The self-made man, who not only receives no aid but must constantly battle the weak and stupid people around him, is also not what American business history looks like. Pamela Walker Laird’s Pull picks apart this myth, exploring the many ways in which self-made men like Ben Franklin and Andrew Carnegie actually benefited from the aid of others.

Henry Ford’s “invention of the automated assembly line” depended on the work of Charles Sorensen, Walter Flanders, Clarence Avery, and Ed Martin. Edison worked with the mathematician Francis Upton to develop his version of a light bulb. Mc Donalds is the result of both the McDonald’s brothers’ vision of a fast food restaurant and Ray Kroc’s vision of how far it could be taken.

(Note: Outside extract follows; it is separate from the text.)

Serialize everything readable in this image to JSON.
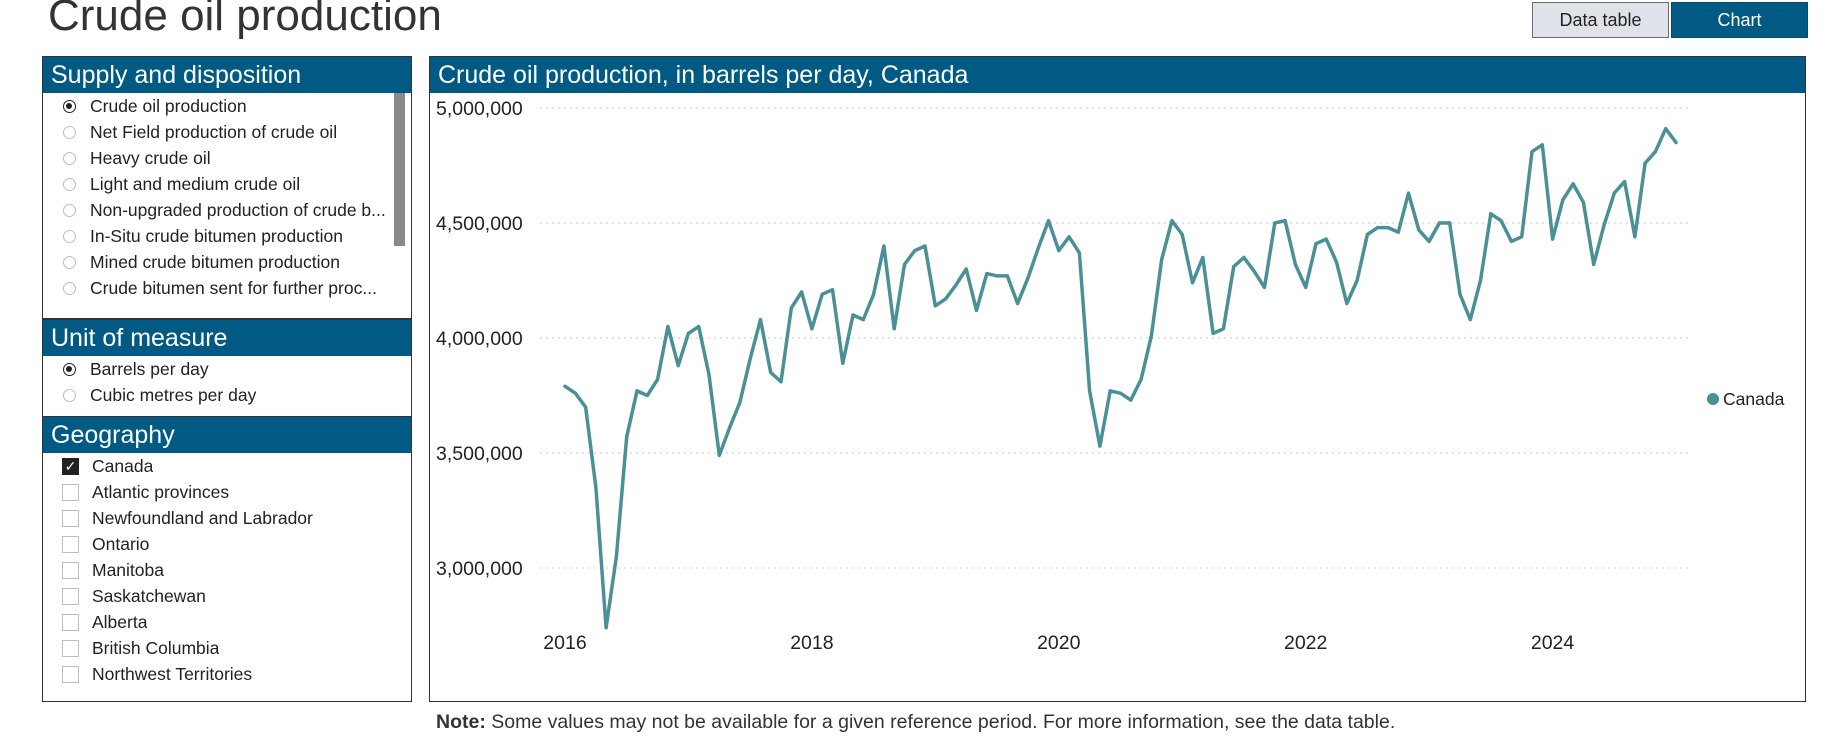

The story of Ellis Wyatt, who “had discovered some way to revive exhausted oil wells and he had proceeded to revive them” is illustrative. In Rand’s imagination an entire region was revitalized and “One man had done it, and he had done it in eight years.” The process of getting oil out of places that people had thought it impractical if not impossible sounds a lot like fracking. In reality, many people played a role in developing fracking. In 2006, the Society of Petroleum Engineers honored nine people as pioneers in the development of fracking.

To be clear, I do believe that what Schumpeter referred to as the creative response is central to economic growth and development. And I believe that an open access society in which people are generally allowed to pursue these creative actions is likely to be most conducive to human welfare. I am, after all, and economist. I like voluntary exchange in markets and I think people respond to incentives. I just don't believe in the sort of philosophy that regards whatever someone earns as "the fruits of their labor" as if the amount of fruit that you get in life doesn't depend crucially on the society your were born into and you place in it, things that have nothing to do with your labor.    I don't see evidence that the creative response the creative response is the result of a select group of great people struggling against the ignorant and ignoble masses who seek to hold them back. My reading of history suggests  that these creative people depend upon both the help of others, their society, and an effective government. 

But why should I be concerned about an inaccurate picture of business history in a work of fiction? I'll just leave you with this quote. “Any refusal to recognize reality, for any reason whatever, has disastrous consequences.”